We had been on or around El Camino Real quite a bit in our southern California wanderings, but finally, we visited one of the historic missions on this famous route from Mexico up to San Francisco.

We left San Diego, drove like mad to get around L.A., and stayed overnight in Ventura. The next day, we took our time and wandered up from Ventura, through Santa Barbara, to Pismo Beach, and eventually to Morro Bay. That afternoon, we stopped to visit the La Purisima Concepción Mission just outside of Lompoc. This is one of only 2 of the historic missions that are actually state parks, and not owned/run by the Catholic Church. We had no idea how incredible this site was until we stumbled into the visitor center right as a volunteer docent was about to give a tour. What luck! This lovely woman took us around the site for almost 2 hours, and we got to see places we wouldn’t have if not on the tour. Much the site was rebuilt/restored during the 1930s as part of the CCC, including the church, the solder’s quarters, the priest’s quarters, the craftsmen’s quarters, the infirmaries. Periodically, they open the various buildings on special days to show remnants of everyday life and work, including olive oil pressing, lye soap making, tallow candle making, leather shop, blacksmith shop, carpenter’s shop, etc.  The restoration is meant to show how the mission looked during the 1820s, a few decades after it was founded, and after it had moved from it’s original location due to an earthquake that damaged the original buildings about 4 miles from the current site. They even had a few animals (heritage breeds), the same as they would have had in the time period, so there were some chickens, a turkey, some pigs, steers, a burro, and 2 horses. It was fascinating! We learned that the Spanish pushed up from Mexico in a bid to find otter fur, after learning that the Russians were after these pelts. Who knew?!? (we didn’t…)

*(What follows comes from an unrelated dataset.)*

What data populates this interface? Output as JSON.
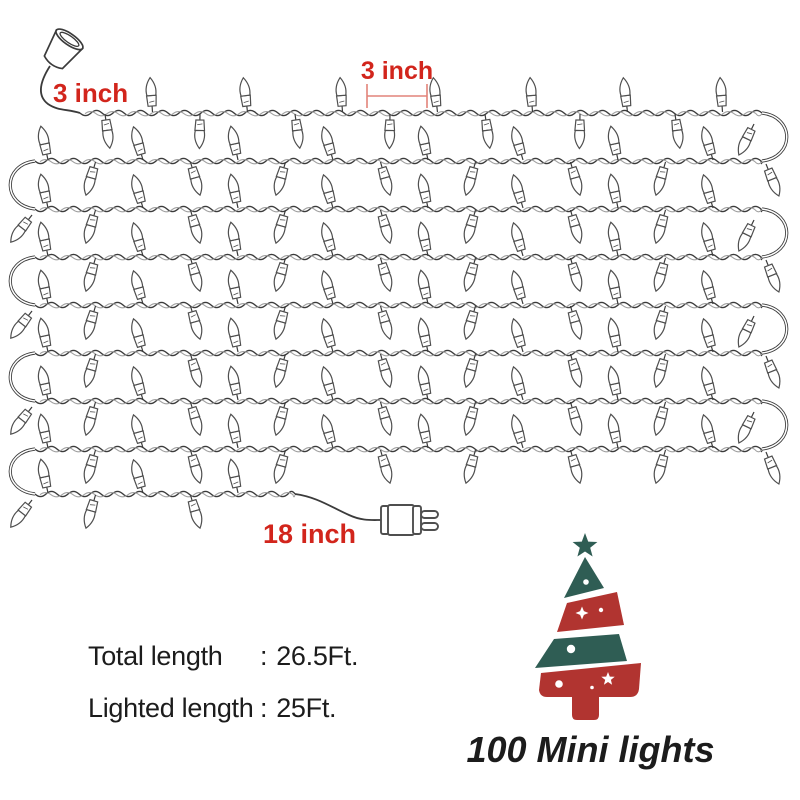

After a visit to the mission, we drove to Pismo Beach in search of some Monarch butterflies. There is a grove of trees there where the monarchs gather each year on their annual migration. Sadly, we did not see any butterflies. But we did have a nice walk out to a beautiful beach, and then decided to make our way to Morro Bay for the night, by way of San Luis Obispo, where we had a delicious meal of Pho and some yummy ice cream treats for dessert.